Since federal governments have significant control over immense sums of money, there is a massive temptation to use that control to generate economic conditions that make re-election more likely, while leaving the long-term fallout for others to clean up.
Now, imagine how bad things would be if politicians had total control over the money supply.
Governments would be tempted to keep interest rates as low as possible and would want to flood the economy with printed (digitally created) money close to the election.
This is exactly what we have seen throughout history when the independence of central banks is destroyed. Money creation spins out of control, people are robbed of their savings, long-term thinking goes out the window, deficits surge, debt skyrockets, and default often follow.

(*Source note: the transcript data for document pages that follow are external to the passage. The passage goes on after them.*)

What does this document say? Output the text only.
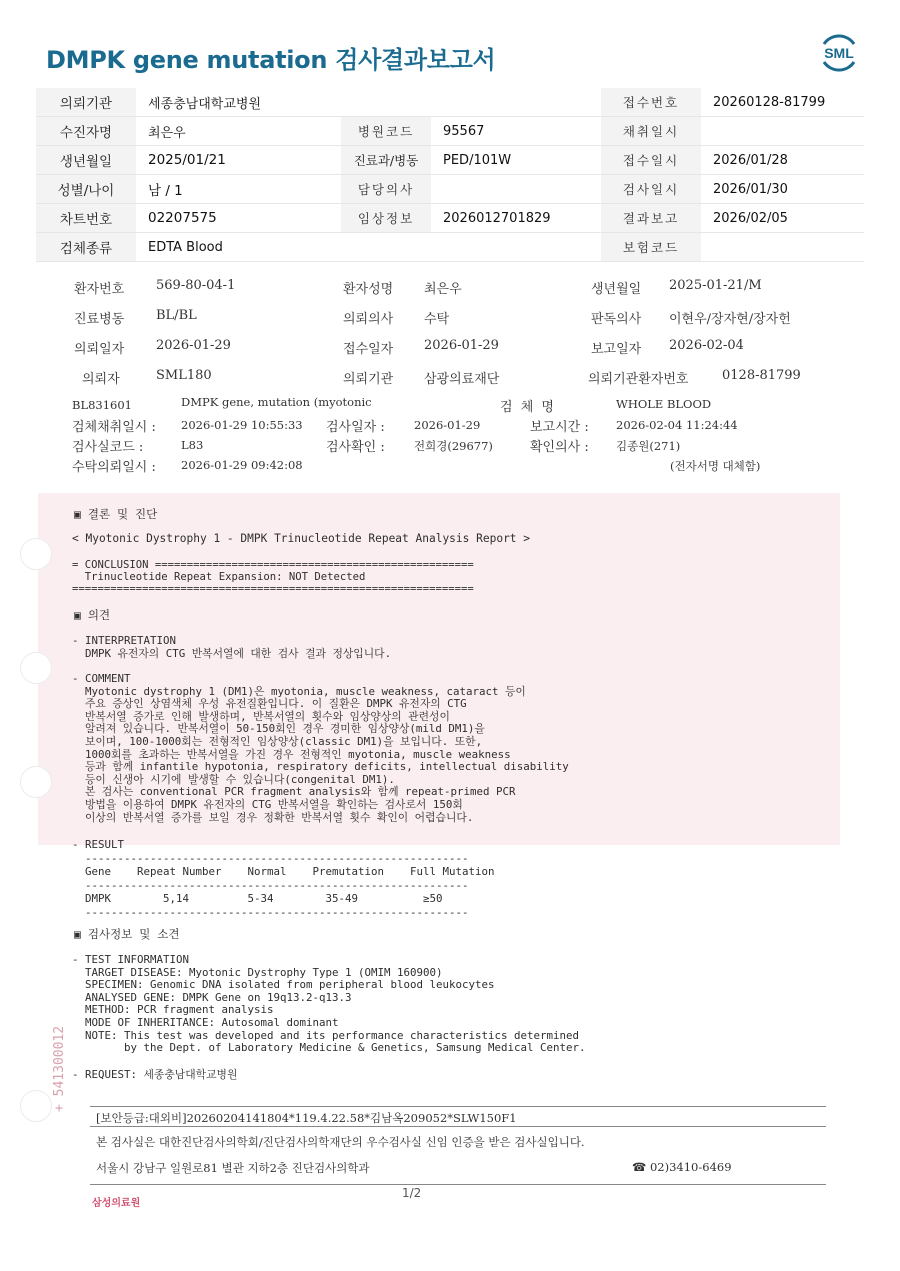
DMPK gene mutation 검사결과보고서	SML
의뢰기관	세종충남대학교병원			접수번호	20260128-81799
수진자명	최은우	병원코드	95567	채취일시	
생년월일	2025/01/21	진료과/병동	PED/101W	접수일시	2026/01/28
성별/나이	남 / 1	담당의사		검사일시	2026/01/30
차트번호	02207575	임상정보	2026012701829	결과보고	2026/02/05
검체종류	EDTA Blood			보험코드	
환자번호 569-80-04-1	환자성명 최은우	생년월일 2025-01-21/M
진료병동 BL/BL	의뢰의사 수탁	판독의사 이현우/장자현/장자헌
의뢰일자 2026-01-29	접수일자 2026-01-29	보고일자 2026-02-04
의뢰자	SML180	의뢰기관 삼광의료재단	의뢰기관환자번호	0128-81799
BL831601	DMPK gene, mutation (myotonic	검 체 명	WHOLE BLOOD
검체채취일시 : 2026-01-29 10:55:33 검사일자 :	2026-01-29	보고시간 : 2026-02-04 11:24:44
검사실코드 :	L83	검사확인 :	전희경(29677)	확인의사 : 김종원(271)
수탁의뢰일시 : 2026-01-29 09:42:08	(전자서명 대체함)
▣ 결론 및 진단
< Myotonic Dystrophy 1 - DMPK Trinucleotide Repeat Analysis Report >
= CONCLUSION ==================================================
Trinucleotide Repeat Expansion: NOT Detected
===============================================================
▣ 의견
- INTERPRETATION
DMPK 유전자의 CTG 반복서열에 대한 검사 결과 정상입니다.
- COMMENT
Myotonic dystrophy 1 (DM1)은 myotonia, muscle weakness, cataract 등이
주요 증상인 상염색체 우성 유전질환입니다. 이 질환은 DMPK 유전자의 CTG
반복서열 증가로 인해 발생하며, 반복서열의 횟수와 임상양상의 관련성이
알려져 있습니다. 반복서열이 50-150회인 경우 경미한 임상양상(mild DM1)을
보이며, 100-1000회는 전형적인 임상양상(classic DM1)을 보입니다. 또한,
1000회를 초과하는 반복서열을 가진 경우 전형적인 myotonia, muscle weakness
등과 함께 infantile hypotonia, respiratory deficits, intellectual disability
등이 신생아 시기에 발생할 수 있습니다(congenital DM1).
본 검사는 conventional PCR fragment analysis와 함께 repeat-primed PCR
방법을 이용하여 DMPK 유전자의 CTG 반복서열을 확인하는 검사로서 150회
이상의 반복서열 증가를 보일 경우 정확한 반복서열 횟수 확인이 어렵습니다.
- RESULT
-----------------------------------------------------------
Gene    Repeat Number    Normal    Premutation    Full Mutation
-----------------------------------------------------------
DMPK        5,14         5-34        35-49          ≥50
-----------------------------------------------------------
▣ 검사정보 및 소견
- TEST INFORMATION
TARGET DISEASE: Myotonic Dystrophy Type 1 (OMIM 160900)
SPECIMEN: Genomic DNA isolated from peripheral blood leukocytes
ANALYSED GENE: DMPK Gene on 19q13.2-q13.3
METHOD: PCR fragment analysis
MODE OF INHERITANCE: Autosomal dominant
NOTE: This test was developed and its performance characteristics determined
by the Dept. of Laboratory Medicine & Genetics, Samsung Medical Center.
- REQUEST: 세종충남대학교병원
+ 541300012
[보안등급:대외비]20260204141804*119.4.22.58*김남옥209052*SLW150F1
본 검사실은 대한진단검사의학회/진단검사의학재단의 우수검사실 신임 인증을 받은 검사실입니다.
서울시 강남구 일원로81 별관 지하2층 진단검사의학과	☎ 02)3410-6469
삼성의료원
1/2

By contrast, independent central banks often help to lay the groundwork for long-term prosperity.
After the stagflation of the 1970s, the US Federal Reserve under Chairman Paul Volcker took decisive – and difficult – action to stabilize the economy. Interest rates skyrocketed and remained elevated, even as short-term economic pain ensued. Yet, by getting inflation under control, the US Fed – in conjunction with a Reagan Administration that respected central bank independence even as they paid an initial political price for it – managed to lay the groundwork for a US economic boom that lasted from the mid-1980s to the start of the 21st century.
That boom, and the subsequent prosperity that followed, would never have happened without central bank independence. Had politicians controlled the Federal Reserve, interest rates would have been kept low, the value of the US Dollar would have rapidly dwindled, people would have been robbed of their savings, and long-term investments would have crumbled.
This is why institutions matter. Elections often bring about dramatic policy shifts and ideological changes, but those changes are often the result of short-term factors and controversies without much-staying power. Institutions help to maintain stability and guard against extreme changes.
An independent central bank can mitigate the worst excesses of extreme fiscal policies, whether those excesses come from the left or the right. Central banks can also make difficult decisions that are beneficial in the long-run, thus preserving a sense of long-term thinking amid the short-term obsession of most politicians.
This is why we must protect the independence of our core institutions, including central banks. Central bank independence has helped contribute to our prosperity and is an essential check on the power of politicians. That is something we should cherish, not destroy.